Жалкая тайна природы! Чем ближе животное к человеку, тем печальнее становятся внешние его очертания; человек же, наоборот, заливается более судорожно-веселым смехом, чем более он приближается к образу жизни животных.
Расы, отличающиеся высоким развитием, выражают свое наслаждение богатейшим обилием выражений, но физиономией менее открытой и менее экспансивной. Мускулы участвуют менее в игре физиономии, неподвижность же их заменяется блеском глаз и выражением ума и чувства. Я наблюдал опьянение во множестве европейских стран и у индейцев, среди жителей Южной Америки, и я замечал всегда и везде, что наслаждение высказывается живее и нагляднее в странах, где менее развита интеллигенция.
Наслаждение должно иметь своих историков и свой хронологический порядок. Жизнь, вечно передаваемая одним поколением другому в виде мысленно-эластической монетки, странно модифицируется всякой особой, как наслаждающейся ею, так и ей злоупотребляющей. При настоящем нашем умении чувствовать и мыслить мы дорого платим за заблуждения отцов своих, пользуясь вместе с тем изобретениями древнейших из праотцев наших. Если жизнь, какова бы она ни была, видоизменена переходом своим через пространства столетий, то и наслаждение, будучи моментом одной из его жизненных форм, должно было быть весьма различным в пережитые нашей землей эпохи.
Передаем охотно детям эту непочатую еще богатую руду изысканий! История, бывшая в продолжение столь многих лет только перечнем хронологических чисел или серией рассказов о том, что совершали короли, едва начала становиться страницей из громадной книги человеческой философии. Когда дописана будет эта книга, тогда немалое место в ней окажется занятым повестью о наслаждениях человека на земле.

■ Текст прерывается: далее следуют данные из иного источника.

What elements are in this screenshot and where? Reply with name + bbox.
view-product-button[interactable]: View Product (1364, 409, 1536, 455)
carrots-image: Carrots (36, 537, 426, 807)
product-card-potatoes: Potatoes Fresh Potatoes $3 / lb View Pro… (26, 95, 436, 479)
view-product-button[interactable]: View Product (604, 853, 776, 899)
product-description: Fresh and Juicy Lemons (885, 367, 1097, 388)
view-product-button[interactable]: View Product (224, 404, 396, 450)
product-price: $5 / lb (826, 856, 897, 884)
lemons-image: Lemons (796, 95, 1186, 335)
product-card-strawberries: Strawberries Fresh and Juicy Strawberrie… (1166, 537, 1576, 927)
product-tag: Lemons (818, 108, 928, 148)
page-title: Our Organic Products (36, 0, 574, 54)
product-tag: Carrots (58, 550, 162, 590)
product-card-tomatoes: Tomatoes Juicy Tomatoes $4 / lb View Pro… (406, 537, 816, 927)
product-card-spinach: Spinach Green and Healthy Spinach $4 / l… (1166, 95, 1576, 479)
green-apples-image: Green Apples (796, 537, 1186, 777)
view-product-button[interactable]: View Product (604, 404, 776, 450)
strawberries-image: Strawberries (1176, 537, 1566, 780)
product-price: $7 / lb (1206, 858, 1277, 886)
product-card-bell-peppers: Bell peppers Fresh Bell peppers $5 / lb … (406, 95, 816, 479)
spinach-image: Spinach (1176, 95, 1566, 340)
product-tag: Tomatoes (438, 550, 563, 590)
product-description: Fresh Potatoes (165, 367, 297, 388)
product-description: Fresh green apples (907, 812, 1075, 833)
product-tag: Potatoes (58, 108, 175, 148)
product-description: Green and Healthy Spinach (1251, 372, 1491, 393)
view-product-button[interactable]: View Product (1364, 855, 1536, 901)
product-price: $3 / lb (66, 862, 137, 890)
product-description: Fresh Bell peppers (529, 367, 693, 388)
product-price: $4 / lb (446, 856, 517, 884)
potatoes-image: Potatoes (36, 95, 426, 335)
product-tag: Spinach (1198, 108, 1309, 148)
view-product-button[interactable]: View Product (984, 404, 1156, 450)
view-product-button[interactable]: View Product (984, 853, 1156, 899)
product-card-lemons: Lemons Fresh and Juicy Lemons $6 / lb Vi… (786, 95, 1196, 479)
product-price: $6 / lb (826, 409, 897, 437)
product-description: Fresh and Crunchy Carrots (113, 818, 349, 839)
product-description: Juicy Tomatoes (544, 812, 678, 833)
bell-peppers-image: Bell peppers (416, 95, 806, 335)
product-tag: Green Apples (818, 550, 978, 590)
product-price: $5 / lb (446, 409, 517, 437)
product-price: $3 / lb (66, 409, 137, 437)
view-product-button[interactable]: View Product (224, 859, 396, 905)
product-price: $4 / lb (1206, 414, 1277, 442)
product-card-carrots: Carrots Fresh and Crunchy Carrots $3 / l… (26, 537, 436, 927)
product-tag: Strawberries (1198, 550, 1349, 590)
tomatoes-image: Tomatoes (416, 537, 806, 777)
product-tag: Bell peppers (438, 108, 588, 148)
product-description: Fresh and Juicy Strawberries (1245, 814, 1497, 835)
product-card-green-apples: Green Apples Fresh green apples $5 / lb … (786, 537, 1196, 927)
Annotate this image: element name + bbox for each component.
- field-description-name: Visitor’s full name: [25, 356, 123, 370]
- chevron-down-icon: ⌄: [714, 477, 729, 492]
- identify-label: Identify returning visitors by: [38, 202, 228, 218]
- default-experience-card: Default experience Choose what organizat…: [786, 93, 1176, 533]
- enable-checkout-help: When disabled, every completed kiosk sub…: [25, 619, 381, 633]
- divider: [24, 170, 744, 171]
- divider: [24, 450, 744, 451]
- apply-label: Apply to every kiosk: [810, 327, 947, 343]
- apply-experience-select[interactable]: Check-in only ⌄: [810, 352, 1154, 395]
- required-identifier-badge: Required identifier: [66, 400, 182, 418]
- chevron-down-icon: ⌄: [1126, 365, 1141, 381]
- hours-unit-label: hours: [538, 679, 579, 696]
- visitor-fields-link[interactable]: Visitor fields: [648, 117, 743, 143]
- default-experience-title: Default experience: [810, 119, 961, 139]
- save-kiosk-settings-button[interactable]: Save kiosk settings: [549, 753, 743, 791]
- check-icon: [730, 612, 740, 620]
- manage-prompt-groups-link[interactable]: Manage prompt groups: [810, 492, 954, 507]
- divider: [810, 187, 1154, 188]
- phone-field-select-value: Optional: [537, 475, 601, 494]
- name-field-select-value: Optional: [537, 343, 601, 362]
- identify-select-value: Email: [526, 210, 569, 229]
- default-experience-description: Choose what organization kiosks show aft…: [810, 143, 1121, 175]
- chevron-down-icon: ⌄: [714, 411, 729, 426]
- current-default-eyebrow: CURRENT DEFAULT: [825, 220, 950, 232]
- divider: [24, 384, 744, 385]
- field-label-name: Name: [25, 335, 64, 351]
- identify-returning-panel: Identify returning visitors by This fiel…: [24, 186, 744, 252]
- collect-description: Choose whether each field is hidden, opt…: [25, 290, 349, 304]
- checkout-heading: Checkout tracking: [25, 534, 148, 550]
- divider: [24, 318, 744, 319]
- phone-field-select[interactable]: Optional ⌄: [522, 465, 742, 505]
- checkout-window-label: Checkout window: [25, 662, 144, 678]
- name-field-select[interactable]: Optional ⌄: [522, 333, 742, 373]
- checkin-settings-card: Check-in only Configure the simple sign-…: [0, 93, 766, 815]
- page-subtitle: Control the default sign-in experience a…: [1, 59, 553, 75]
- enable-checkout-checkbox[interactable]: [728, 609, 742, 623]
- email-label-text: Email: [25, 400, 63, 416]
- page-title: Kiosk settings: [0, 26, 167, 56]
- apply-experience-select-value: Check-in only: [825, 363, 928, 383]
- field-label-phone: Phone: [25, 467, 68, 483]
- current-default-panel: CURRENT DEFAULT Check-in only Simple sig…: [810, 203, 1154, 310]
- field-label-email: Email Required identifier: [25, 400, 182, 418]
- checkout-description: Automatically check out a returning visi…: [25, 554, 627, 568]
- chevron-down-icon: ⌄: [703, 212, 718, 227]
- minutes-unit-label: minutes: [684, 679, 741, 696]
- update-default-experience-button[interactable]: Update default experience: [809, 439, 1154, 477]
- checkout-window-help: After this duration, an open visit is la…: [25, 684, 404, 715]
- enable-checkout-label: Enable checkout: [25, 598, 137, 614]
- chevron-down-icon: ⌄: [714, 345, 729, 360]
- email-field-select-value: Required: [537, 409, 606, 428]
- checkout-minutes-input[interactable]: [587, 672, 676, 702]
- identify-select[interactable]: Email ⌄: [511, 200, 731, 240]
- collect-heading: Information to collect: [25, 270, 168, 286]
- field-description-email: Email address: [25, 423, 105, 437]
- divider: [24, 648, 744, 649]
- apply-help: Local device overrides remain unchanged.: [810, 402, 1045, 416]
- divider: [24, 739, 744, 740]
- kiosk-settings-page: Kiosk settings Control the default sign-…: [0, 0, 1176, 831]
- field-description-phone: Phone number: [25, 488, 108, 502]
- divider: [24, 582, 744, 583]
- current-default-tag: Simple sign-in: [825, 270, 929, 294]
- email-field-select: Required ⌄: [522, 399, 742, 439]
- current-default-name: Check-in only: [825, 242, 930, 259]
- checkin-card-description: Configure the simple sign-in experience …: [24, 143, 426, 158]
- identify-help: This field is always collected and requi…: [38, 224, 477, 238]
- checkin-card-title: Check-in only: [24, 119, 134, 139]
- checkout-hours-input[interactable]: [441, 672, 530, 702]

Я не признаю статистических выводов в деле определения наслаждений. Природа людей не допускает ни двух радостей, совершенно идентичных, ни даже схожих между собой. Сознания человеческие нет возможности поделить на цифры и нельзя слагать из них более или менее правдоподобных сумм. Память наша – это единственное звено, связующее наше вчерашнее «Я» с тем, чем мы будем завтра; не в состоянии представить нам точной фотографии умственного существа нашего, так как мы едва ли бываем способны сличить два момента своего существования.
Когда мы, испытывая во второй раз какое-либо наслаждение, усиливаемся сопоставить его с другим, подобным ему и вчера только испытанным нами, мы пользуемся и памятью настоящего дня, и сознанием настоящего дня, уже далеко ушедшим от того, чем вчера еще были полны и сознание, и память. Кто способен приостановить ход вечного передвижения внутри нас и вечную вибрацию сотни тысяч клеточек и тканей?
Глава VIII. О наслаждении в микрокосмосе оживленной материи. Философия наслаждений
Если бы и существовала возможность определить суть жизни с математической точностью, люди все же не умели бы обозначить с достоверностью той линии, которая должна разделять области живой материи и той, которая лишена жизни. Блаженные личности, мирно покоящиеся за сомкнутыми ими самими твердынями общих определений, согласились бы охотно исковеркать природу и урезать все мироздание, только бы втиснуть то и другое в тесный кругозор своих понятий. Подобные люди не питают ни малейшего сомнения в том, что за пределами мира животных и растений, жизнь распространяет теплые эманации свои еще на громадные протяжения; они, пожалуй, смеялись бы над тем, кто начал бы привлекать их внимание к пределам всего живого, где, условившись сначала в значении понятий и слов, мы могли бы отчетливо обозначить естественные грани этих областей.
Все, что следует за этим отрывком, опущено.